Sunday, February 14, 2021

Love is the absence of judgement but is it really?

Every year I buy a Zen Calander because I like the positive pictures and the positive quotes. This month the quote reads "Love is the absence of judgement" by the Dalai Lama. Now I have mad harsh respect for the Dalai Lama and totally support his struggle to free Tibet from the yoke of Communist bondage. That is why I think we need to put the quote into proper perspective.

For the most part I think that statement is true. We've all heard the term unconditional love. Parents need unconditional love for their children. However, in the world we witness good and evil. We see that there is acceptable behaviour and unacceptable behaviour.

Everyone makes mistakes and we do need to look past those mistakes when someone recognizes them and practice forgiveness because as Martin Luther King taught, the old law of an eye for an eye leaves everyone blind. Yet we are not called to accept unacceptable behaviour. I've heard the term, hate the sin but love the sinner.

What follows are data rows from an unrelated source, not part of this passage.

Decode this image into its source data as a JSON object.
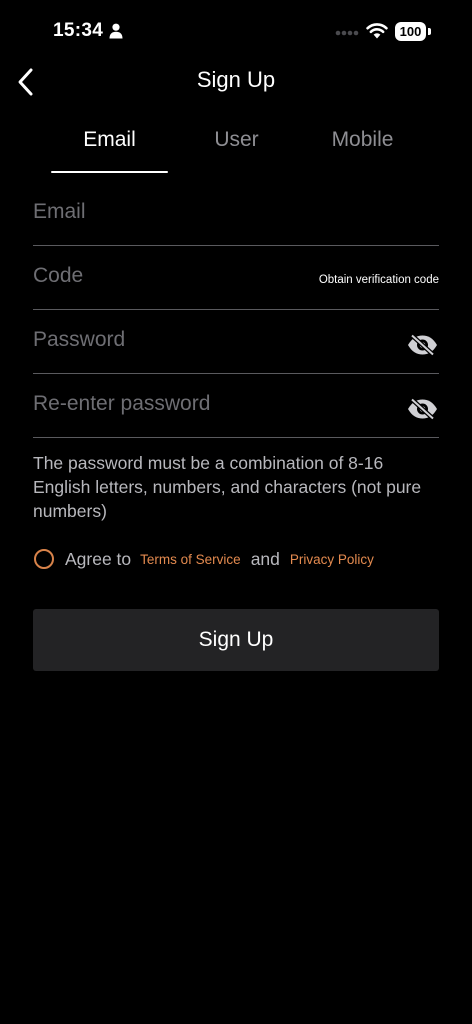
{
  "status_bar": {
    "time": "15:34",
    "battery": "100"
  },
  "header": {
    "title": "Sign Up"
  },
  "tabs": [
    {
      "label": "Email",
      "active": true
    },
    {
      "label": "User",
      "active": false
    },
    {
      "label": "Mobile",
      "active": false
    }
  ],
  "form": {
    "email": {
      "placeholder": "Email",
      "value": ""
    },
    "code": {
      "placeholder": "Code",
      "value": "",
      "action_label": "Obtain verification code"
    },
    "password": {
      "placeholder": "Password",
      "value": ""
    },
    "repassword": {
      "placeholder": "Re-enter password",
      "value": ""
    },
    "hint": "The password must be a combination of 8-16 English letters, numbers, and characters (not pure numbers)"
  },
  "agreement": {
    "prefix": "Agree to",
    "terms_label": "Terms of Service",
    "and": "and",
    "privacy_label": "Privacy Policy",
    "checked": false
  },
  "submit": {
    "label": "Sign Up"
  },
  "colors": {
    "accent": "#e38a4f",
    "button_bg": "#232325",
    "background": "#000000"
  }
}
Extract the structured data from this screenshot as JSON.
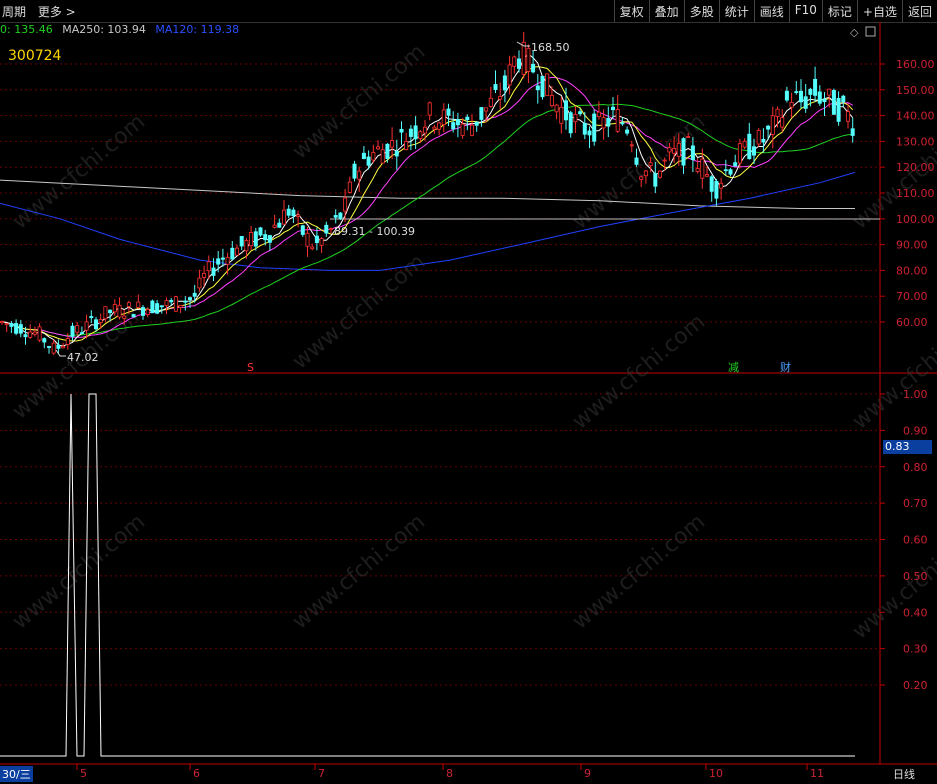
{
  "toolbar": {
    "left": [
      "周期",
      "更多 >"
    ],
    "buttons": [
      "复权",
      "叠加",
      "多股",
      "统计",
      "画线",
      "F10",
      "标记",
      "+自选",
      "返回"
    ]
  },
  "ma_legend": {
    "ma60": "0: 135.46",
    "ma250": "MA250: 103.94",
    "ma120": "MA120: 119.38"
  },
  "stock_code": "300724",
  "price_axis": [
    "160.00",
    "150.00",
    "140.00",
    "130.00",
    "120.00",
    "110.00",
    "100.00",
    "90.00",
    "80.00",
    "70.00",
    "60.00"
  ],
  "indicator_axis": [
    "1.00",
    "0.90",
    "0.80",
    "0.70",
    "0.60",
    "0.50",
    "0.40",
    "0.30",
    "0.20"
  ],
  "indicator_value": "0.83",
  "annotations": {
    "high": "168.50",
    "low": "47.02",
    "range": "89.31 - 100.39"
  },
  "markers": {
    "s": "S",
    "jian": "减",
    "cai": "财"
  },
  "x_axis": {
    "left_label": "30/三",
    "months": [
      "5",
      "6",
      "7",
      "8",
      "9",
      "10",
      "11"
    ],
    "right_label": "日线"
  },
  "watermark": "www.cfchi.com",
  "chart_data": {
    "type": "candlestick",
    "ylim": [
      47,
      170
    ],
    "indicator_ylim": [
      0,
      1.05
    ],
    "highlighted_values": {
      "high": 168.5,
      "low": 47.02,
      "range_low": 89.31,
      "range_high": 100.39,
      "current_indicator": 0.83
    }
  },
  "colors": {
    "up": "#ff3030",
    "down": "#54ffff",
    "ma5": "#ffffff",
    "ma10": "#ffff40",
    "ma20": "#ff40ff",
    "ma60": "#20d020",
    "ma120": "#2040ff",
    "ma250": "#c8c8c8",
    "grid": "#7a0000",
    "axis": "#c00000"
  }
}
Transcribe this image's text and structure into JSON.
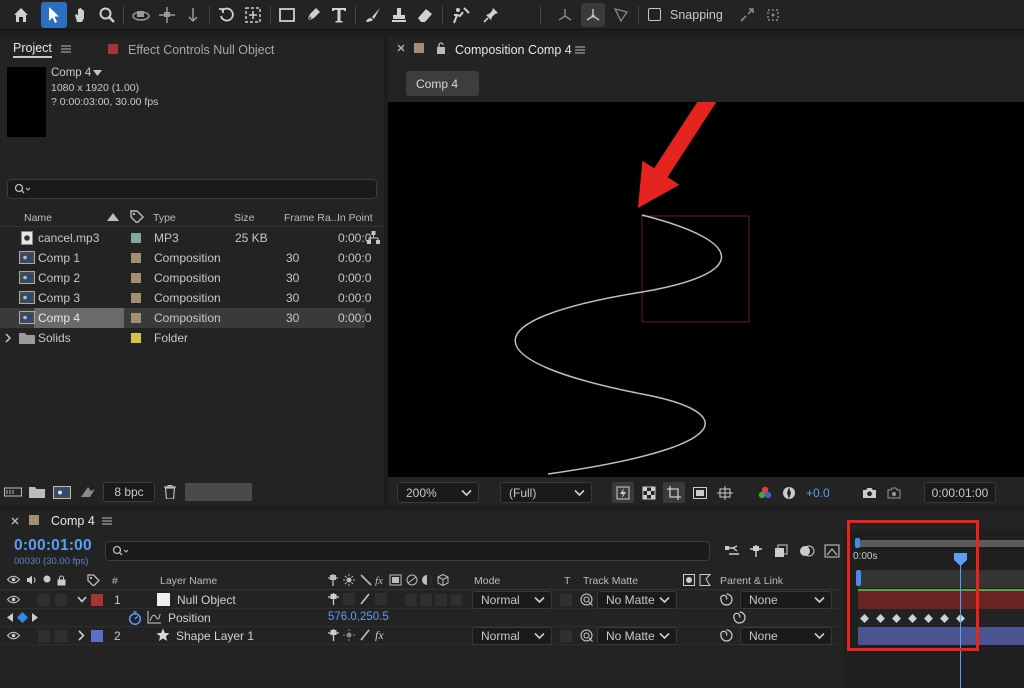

Since this is Valantines day it is worth asking ourselves what is love? Christ said "Greater love hath no man than this, that a man lay down his life for his friends." Now that's as real as it gets. That's not fake, sentimental or selfish. That involves the ultimate sacrifice. Putting someone else's needs above your own. Yet I do not believe that means allowing yourself to be abused.

We've heard it said, judge not least ye be judged. For the most part, I believe that to be true. I have also heard it said make no unrighteous judgement because every day we are called to discern between good and evil which involves making a judgement and making a choice. Let's once again look at the Dalai Lama. He's in exile because Tibet is in bondage.

Tibetans peacefully protest for their right to be free. That's a moral obligation. Organ harvesting of political prisoners is a great evil we now face. Confronting that is a moral obligation because as Martin Luther King said, noncooperation with evil is as much a moral obligation as is cooperation with good. That is what I believe. That is what real love is.

Real love does not tolerate or promote evil. Sometimes we have to walk away from the hate like Brandon Straka has. When we do that, we find peace. Inner peace that comes from knowing we did the right thing in a difficult situation which one day might make a difference. Hate is a burden. It's unhealthy. Yet so is evil. We need to shun both. Charity is love in action. That's real love.